Since its founding nine years ago, L.E.A.R.N. has successfully rescued, rehabilitated, and re-homed more than 300 previously abused horses, with a specialization in rehabilitating severely starved horses. The organization is run entirely by volunteers, with no paid staff positions. Instead, a dedicated group of approximately 25 volunteers take turns signing up for morning and afternoon feeding shifts and care. With many volunteers and so many horses to keep organized, L.E.A.R.N. volunteer coordinator Jane Higdon was looking for a way to coordinate everything and “to work smarter, not harder,” when she came across BarnManager.

“I searched online for a program like I have used when working at vet’s offices, where we could keep all of the information on our horses in one spot,” said Higdon. “[BarnManager] helps tremendously since we are often standing in the middle of a pasture when we need to update information.” Today, L.E.A.R.N. Horse Rescue utilizes BarnManager to update horses’ records from anywhere, reduce the amount of paperwork that they have to go through when needing to find information quickly, and to smoothly and easily print out a horse’s records for its new owners once the horse is adopted – one of the ultimate goals of the rescue. In addition to re-homing the rehabilitated horses, L.E.A.R.N. aims to reduce or eliminate the vast numbers of abused and neglected horses throughout South Carolina through education and awareness.

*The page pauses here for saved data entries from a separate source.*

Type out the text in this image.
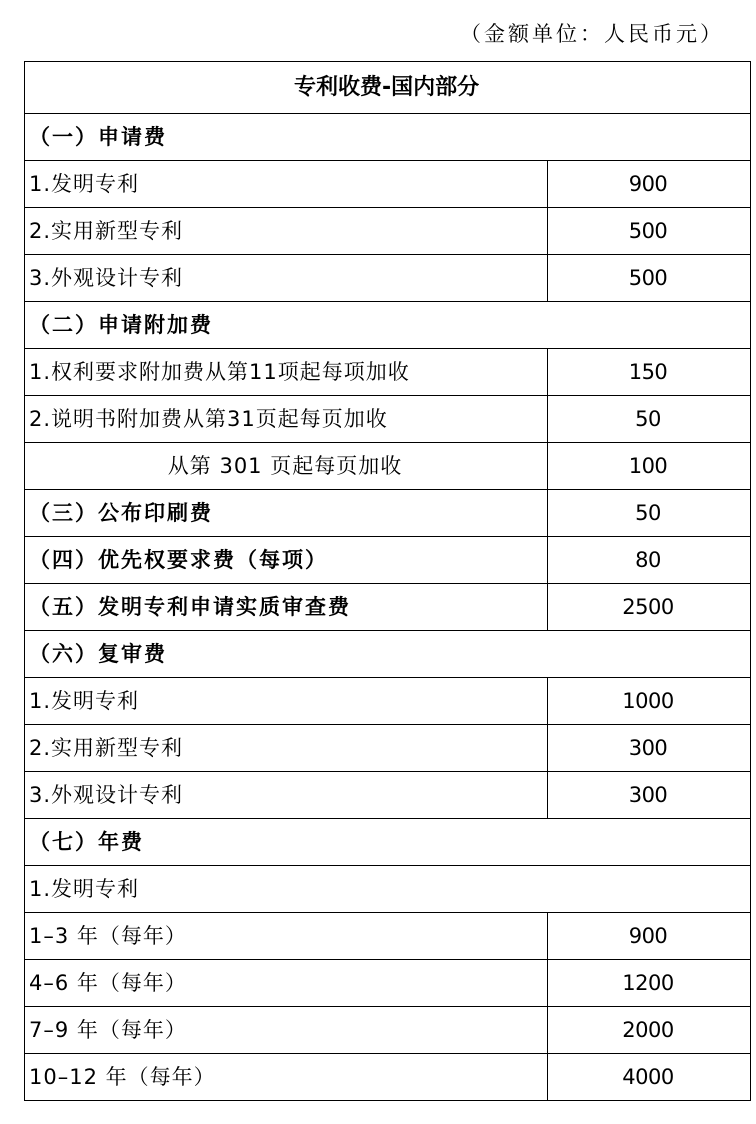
（金额单位：人民币元）
专利收费-国内部分	
（一）申请费	
1.发明专利	900
2.实用新型专利	500
3.外观设计专利	500
（二）申请附加费	
1.权利要求附加费从第11项起每项加收	150
2.说明书附加费从第31页起每页加收	50
从第 301 页起每页加收	100
（三）公布印刷费	50
（四）优先权要求费（每项）	80
（五）发明专利申请实质审查费	2500
（六）复审费	
1.发明专利	1000
2.实用新型专利	300
3.外观设计专利	300
（七）年费	
1.发明专利	
1–3 年（每年）	900
4–6 年（每年）	1200
7–9 年（每年）	2000
10–12 年（每年）	4000
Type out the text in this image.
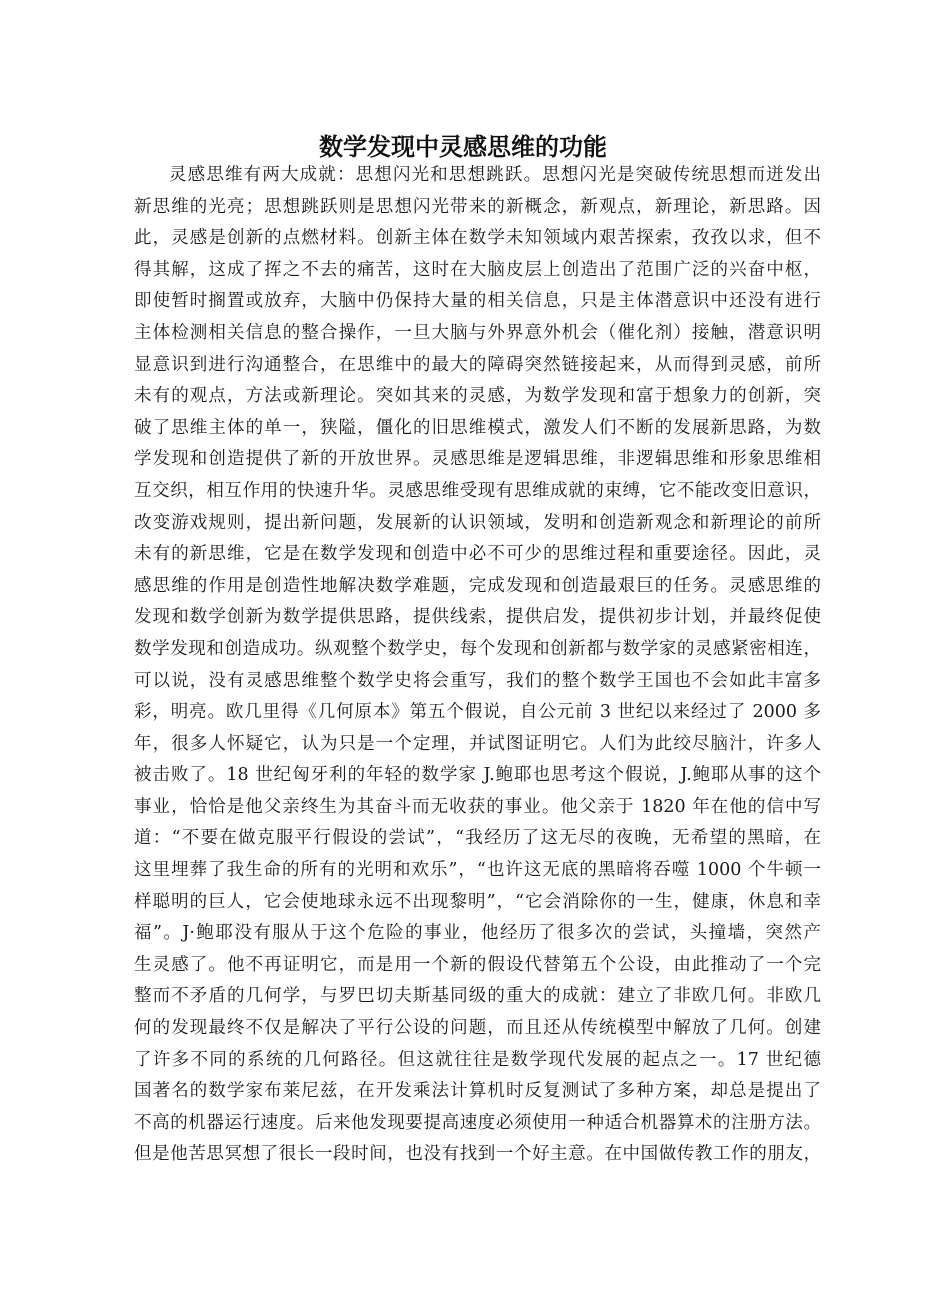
数学发现中灵感思维的功能
灵感思维有两大成就：思想闪光和思想跳跃。思想闪光是突破传统思想而迸发出
新思维的光亮；思想跳跃则是思想闪光带来的新概念，新观点，新理论，新思路。因
此，灵感是创新的点燃材料。创新主体在数学未知领域内艰苦探索，孜孜以求，但不
得其解，这成了挥之不去的痛苦，这时在大脑皮层上创造出了范围广泛的兴奋中枢，
即使暂时搁置或放弃，大脑中仍保持大量的相关信息，只是主体潜意识中还没有进行
主体检测相关信息的整合操作，一旦大脑与外界意外机会（催化剂）接触，潜意识明
显意识到进行沟通整合，在思维中的最大的障碍突然链接起来，从而得到灵感，前所
未有的观点，方法或新理论。突如其来的灵感，为数学发现和富于想象力的创新，突
破了思维主体的单一，狭隘，僵化的旧思维模式，激发人们不断的发展新思路，为数
学发现和创造提供了新的开放世界。灵感思维是逻辑思维，非逻辑思维和形象思维相
互交织，相互作用的快速升华。灵感思维受现有思维成就的束缚，它不能改变旧意识，
改变游戏规则，提出新问题，发展新的认识领域，发明和创造新观念和新理论的前所
未有的新思维，它是在数学发现和创造中必不可少的思维过程和重要途径。因此，灵
感思维的作用是创造性地解决数学难题，完成发现和创造最艰巨的任务。灵感思维的
发现和数学创新为数学提供思路，提供线索，提供启发，提供初步计划，并最终促使
数学发现和创造成功。纵观整个数学史，每个发现和创新都与数学家的灵感紧密相连，
可以说，没有灵感思维整个数学史将会重写，我们的整个数学王国也不会如此丰富多
彩，明亮。欧几里得《几何原本》第五个假说，自公元前 3 世纪以来经过了 2000 多
年，很多人怀疑它，认为只是一个定理，并试图证明它。人们为此绞尽脑汁，许多人
被击败了。18 世纪匈牙利的年轻的数学家 J.鲍耶也思考这个假说，J.鲍耶从事的这个
事业，恰恰是他父亲终生为其奋斗而无收获的事业。他父亲于 1820 年在他的信中写
道：“不要在做克服平行假设的尝试”，“我经历了这无尽的夜晚，无希望的黑暗，在
这里埋葬了我生命的所有的光明和欢乐”，“也许这无底的黑暗将吞噬 1000 个牛顿一
样聪明的巨人，它会使地球永远不出现黎明”，“它会消除你的一生，健康，休息和幸
福”。J·鲍耶没有服从于这个危险的事业，他经历了很多次的尝试，头撞墙，突然产
生灵感了。他不再证明它，而是用一个新的假设代替第五个公设，由此推动了一个完
整而不矛盾的几何学，与罗巴切夫斯基同级的重大的成就：建立了非欧几何。非欧几
何的发现最终不仅是解决了平行公设的问题，而且还从传统模型中解放了几何。创建
了许多不同的系统的几何路径。但这就往往是数学现代发展的起点之一。17 世纪德
国著名的数学家布莱尼兹，在开发乘法计算机时反复测试了多种方案，却总是提出了
不高的机器运行速度。后来他发现要提高速度必须使用一种适合机器算术的注册方法。
但是他苦思冥想了很长一段时间，也没有找到一个好主意。在中国做传教工作的朋友，
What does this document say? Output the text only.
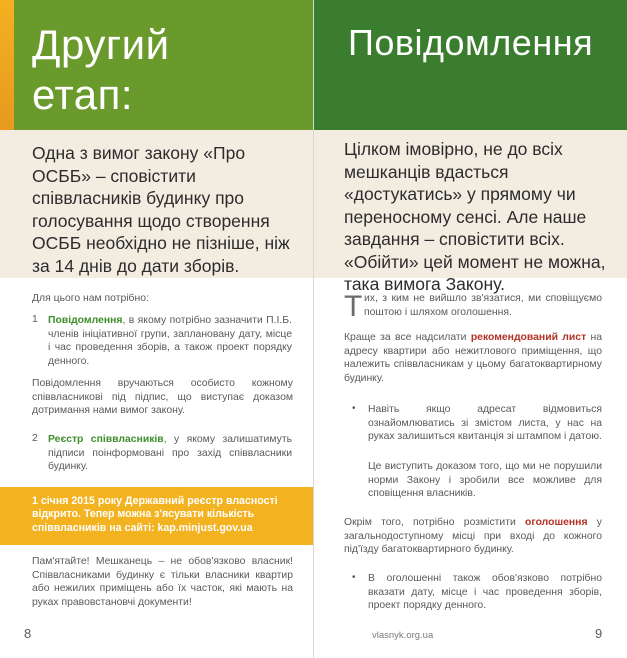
Другий
етап:
Одна з вимог закону «Про ОСББ» – сповістити співвласників будинку про голосування щодо створення ОСББ необхідно не пізніше, ніж за 14 днів до дати зборів.
Для цього нам потрібно:
1 Повідомлення, в якому потрібно зазначити П.І.Б. членів ініціативної групи, заплановану дату, місце і час проведення зборів, а також проект порядку денного.
Повідомлення вручаються особисто кожному співвласникові під підпис, що виступає доказом дотримання нами вимог закону.
2 Реєстр співвласників, у якому залишатимуть підписи поінформовані про захід співвласники будинку.
1 січня 2015 року Державний реєстр власності відкрито. Тепер можна з'ясувати кількість співвласників на сайті: kap.minjust.gov.ua
Пам'ятайте! Мешканець – не обов'язково власник! Співвласниками будинку є тільки власники квартир або нежилих приміщень або їх часток, які мають на руках правовстановчі документи!
8
Повідомлення
Цілком імовірно, не до всіх мешканців вдасться «достукатись» у прямому чи переносному сенсі. Але наше завдання – сповістити всіх. «Обійти» цей момент не можна, така вимога Закону.
Т их, з ким не вийшло зв'язатися, ми сповіщуємо поштою і шляхом оголошення.
Краще за все надсилати рекомендований лист на адресу квартири або нежитлового приміщення, що належить співвласникам у цьому багатоквартирному будинку.
• Навіть якщо адресат відмовиться ознайомлюватись зі змістом листа, у нас на руках залишиться квитанція зі штампом і датою.
Це виступить доказом того, що ми не порушили норми Закону і зробили все можливе для сповіщення власників.
Окрім того, потрібно розмістити оголошення у загальнодоступному місці при вході до кожного під'їзду багатоквартирного будинку.
• В оголошенні також обов'язково потрібно вказати дату, місце і час проведення зборів, проект порядку денного.
9
vlasnyk.org.ua
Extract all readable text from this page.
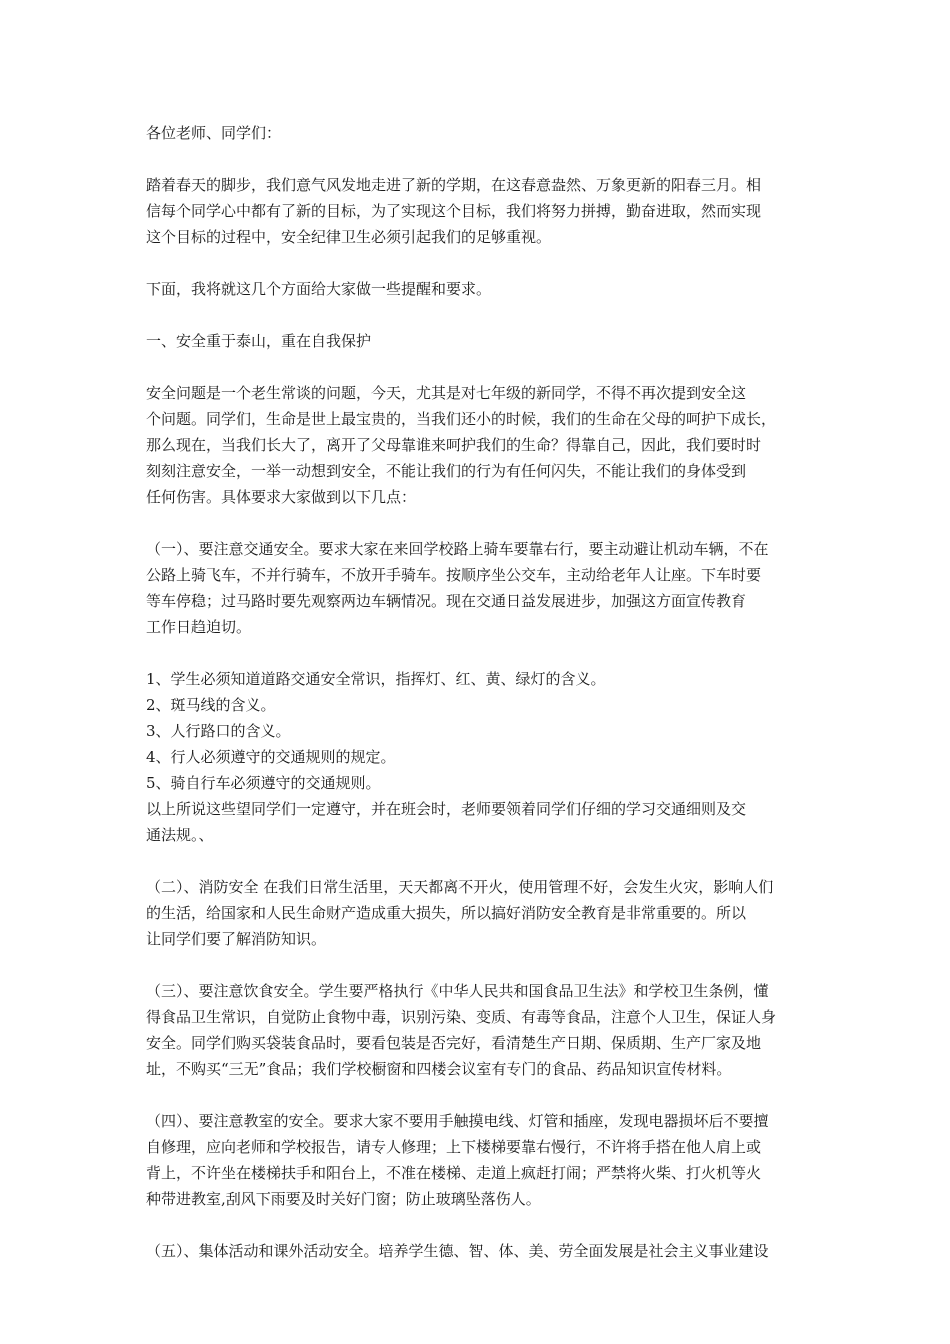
各位老师、同学们：

踏着春天的脚步，我们意气风发地走进了新的学期，在这春意盎然、万象更新的阳春三月。相
信每个同学心中都有了新的目标，为了实现这个目标，我们将努力拼搏，勤奋进取，然而实现
这个目标的过程中，安全纪律卫生必须引起我们的足够重视。

下面，我将就这几个方面给大家做一些提醒和要求。

一、安全重于泰山，重在自我保护

安全问题是一个老生常谈的问题，今天，尤其是对七年级的新同学，不得不再次提到安全这
个问题。同学们，生命是世上最宝贵的，当我们还小的时候，我们的生命在父母的呵护下成长，
那么现在，当我们长大了，离开了父母靠谁来呵护我们的生命？得靠自己，因此，我们要时时
刻刻注意安全，一举一动想到安全，不能让我们的行为有任何闪失，不能让我们的身体受到
任何伤害。具体要求大家做到以下几点：

（一）、要注意交通安全。要求大家在来回学校路上骑车要靠右行，要主动避让机动车辆，不在
公路上骑飞车，不并行骑车，不放开手骑车。按顺序坐公交车，主动给老年人让座。下车时要
等车停稳；过马路时要先观察两边车辆情况。现在交通日益发展进步，加强这方面宣传教育
工作日趋迫切。

1、学生必须知道道路交通安全常识，指挥灯、红、黄、绿灯的含义。
2、斑马线的含义。
3、人行路口的含义。
4、行人必须遵守的交通规则的规定。
5、骑自行车必须遵守的交通规则。
以上所说这些望同学们一定遵守，并在班会时，老师要领着同学们仔细的学习交通细则及交
通法规。、

（二）、消防安全 在我们日常生活里，天天都离不开火，使用管理不好，会发生火灾，影响人们
的生活，给国家和人民生命财产造成重大损失，所以搞好消防安全教育是非常重要的。所以
让同学们要了解消防知识。

（三）、要注意饮食安全。学生要严格执行《中华人民共和国食品卫生法》和学校卫生条例，懂
得食品卫生常识，自觉防止食物中毒，识别污染、变质、有毒等食品，注意个人卫生，保证人身
安全。同学们购买袋装食品时，要看包装是否完好，看清楚生产日期、保质期、生产厂家及地
址，不购买“三无”食品；我们学校橱窗和四楼会议室有专门的食品、药品知识宣传材料。

（四）、要注意教室的安全。要求大家不要用手触摸电线、灯管和插座，发现电器损坏后不要擅
自修理，应向老师和学校报告，请专人修理；上下楼梯要靠右慢行，不许将手搭在他人肩上或
背上，不许坐在楼梯扶手和阳台上，不准在楼梯、走道上疯赶打闹；严禁将火柴、打火机等火
种带进教室,刮风下雨要及时关好门窗；防止玻璃坠落伤人。

（五）、集体活动和课外活动安全。培养学生德、智、体、美、劳全面发展是社会主义事业建设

“We always say we are working hard to be unnecessary,” said Higdon. “We have rehabilitated starved horses for many years and want to do everything we can so that we don’t have to do this heartbreaking work anymore. One of the main reasons horses in South Carolina (and other states) often get to this point is that most animal control agencies don’t have a facility to hold large animals, so owners are given many warnings, but horses aren’t seized when they probably should be. “We are working with other organizations and individuals to try to improve the animal cruelty laws for equines in South Carolina,” continued Higdon. “We are also working with animal control agencies and other rescue groups, veterinarians, and people willing to foster to create a network that animal control can contact when they need to seize horses.”